Die Sängerin und Produzentin Karin Krikor Tatoyan alias K Á R Y Y N aus Los Angeles hat einen nicht weniger beeindruckenden Weg gefunden, ihr Ringen mit den Fallstricken ihrer Identität als kosmopolitischen Amerikanerin, Zweite-Generation Migrantin mit syrischer Verwandtschaft und armenischer Herkunft, mit den großen zeitlosen Themen von Liebe, Verlust und Quantentheorie (!?!) in elegante Song-Tracks zu gießen. Auf ihrem Debütalbum The Quanta Series (Mute, VÖ 29. März) erkämpft sie sich eine ganz eigene Nische in den wenigen weißen Flecken der Pop-Landkarte die noch zwischen den Koordinaten ambienter Achtziger-Gothic (This Mortal Coil, Cocteau Twins), neuer arabisch-elektronischer Pop-Avantgarde (Nadah El-Shazly, Fatima al-Qadiri, Emel Mathlouti) und dekonstruiert queerem Electro-R&B (ANOHNI, Arca bis FKA Twigs) übrig sind. Ein tolles und erstaunlich schnell in Richtung Perfektion gereiftes Debüt.

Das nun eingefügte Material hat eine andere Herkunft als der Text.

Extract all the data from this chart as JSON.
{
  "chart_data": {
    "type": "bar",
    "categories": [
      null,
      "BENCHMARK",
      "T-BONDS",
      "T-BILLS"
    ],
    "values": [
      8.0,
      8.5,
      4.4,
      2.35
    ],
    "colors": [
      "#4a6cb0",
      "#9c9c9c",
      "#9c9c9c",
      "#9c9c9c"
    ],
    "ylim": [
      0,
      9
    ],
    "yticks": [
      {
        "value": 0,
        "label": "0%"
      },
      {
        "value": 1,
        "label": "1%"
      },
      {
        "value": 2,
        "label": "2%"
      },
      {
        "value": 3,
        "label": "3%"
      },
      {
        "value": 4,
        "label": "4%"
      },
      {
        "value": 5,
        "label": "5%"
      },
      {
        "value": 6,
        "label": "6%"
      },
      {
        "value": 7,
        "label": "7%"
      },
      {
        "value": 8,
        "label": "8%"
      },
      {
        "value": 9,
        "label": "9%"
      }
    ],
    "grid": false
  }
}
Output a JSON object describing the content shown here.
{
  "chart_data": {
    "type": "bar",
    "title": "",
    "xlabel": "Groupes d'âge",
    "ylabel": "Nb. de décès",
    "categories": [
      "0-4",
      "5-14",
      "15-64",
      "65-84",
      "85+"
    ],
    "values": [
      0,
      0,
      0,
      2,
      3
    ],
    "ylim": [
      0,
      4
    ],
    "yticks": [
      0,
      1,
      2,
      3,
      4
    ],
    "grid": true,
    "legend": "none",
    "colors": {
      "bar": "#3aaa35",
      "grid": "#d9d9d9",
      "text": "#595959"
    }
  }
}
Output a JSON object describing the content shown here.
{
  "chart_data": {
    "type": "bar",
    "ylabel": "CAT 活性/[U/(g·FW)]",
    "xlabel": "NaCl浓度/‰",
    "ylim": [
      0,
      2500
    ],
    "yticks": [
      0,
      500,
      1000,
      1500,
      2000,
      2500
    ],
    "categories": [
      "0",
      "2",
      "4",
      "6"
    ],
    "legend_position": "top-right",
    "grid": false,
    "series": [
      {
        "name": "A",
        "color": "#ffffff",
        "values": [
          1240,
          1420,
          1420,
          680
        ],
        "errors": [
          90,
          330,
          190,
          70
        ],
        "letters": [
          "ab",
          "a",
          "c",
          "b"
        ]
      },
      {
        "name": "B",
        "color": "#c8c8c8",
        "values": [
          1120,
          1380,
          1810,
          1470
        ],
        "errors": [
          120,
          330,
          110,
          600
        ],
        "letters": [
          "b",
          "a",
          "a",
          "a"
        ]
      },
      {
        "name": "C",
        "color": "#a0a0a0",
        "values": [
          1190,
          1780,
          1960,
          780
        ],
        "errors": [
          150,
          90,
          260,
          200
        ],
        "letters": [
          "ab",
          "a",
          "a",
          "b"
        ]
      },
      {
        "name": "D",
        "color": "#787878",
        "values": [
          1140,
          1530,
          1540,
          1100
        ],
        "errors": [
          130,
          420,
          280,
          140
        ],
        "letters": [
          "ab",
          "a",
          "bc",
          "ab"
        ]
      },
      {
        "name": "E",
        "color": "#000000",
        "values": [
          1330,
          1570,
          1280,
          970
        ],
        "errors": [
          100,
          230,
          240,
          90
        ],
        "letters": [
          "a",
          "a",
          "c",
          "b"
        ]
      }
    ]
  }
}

Video: K Á R Y N N – Aleppo

Ist es noch Pop wenn die Vokalisten aus den Stücken und ihrer Stimme noch den letztmögliche Maximum an Emotion ausquetschen? Für das Manchester Duo Lost Under Heaven (LUH) ist das wohl keine Frage. Auf ihrem zweiten Album Love Hates What You Become (Mute) ziehen der schlimmbeste Pathossänger ever, Ellery James Roberts und die cleveren Produzentin und jetzt auch vermehrt Sängerin Ebony Hoorn, wie nicht anders gewohnt, alle Register. Diesmal etwas indie-rockiger und weniger elektronisch aber noch immer mit einer mehr als befriedigenden Menge an Pathos, Verzweiflung, Electro-Hedonsimus und luftholenden Kunstpausen.


Video: Lost Under Heaven – Post Millenial Tension

Das Kölner Ehepaar-Duo Donna Regina veröffentlicht seit fast dreißig Jahren kontinuierlich Musik, im Schnitt alle zwei bis drei Jahre ein Album. Einen Hype haben sie dabei nie verursacht, noch sind sie je einem Trend hinterhergelaufen. Ihre mal nach Dream-Pop mal nach Synth Wave oder etwas handfester nach Vocal-Techno klingende Electronica mit Hauchgesang spielte schon immer so weit außerhalb jeglicher Aktualität, dass es ihren Stücken eine ganz eigene Qualität verlieh. Transient (Karaoke Kalk) ist da keine Ausnahme. Einzige Neuerung ist der nun vermehrt deutschsprachige Gesang. Ansonsten alles beim guten Alten. Wie ein seltenes Lebenszeichen von einer Freundin aus Kindertagen, die man über die Jahre im anbrandenden Alltagsstress fast vergessen hätte, über deren Wiedersehen man sich aber jedes Mal wieder aufs Neue freut. Wie schön, dass es Donna Regina noch immer gibt.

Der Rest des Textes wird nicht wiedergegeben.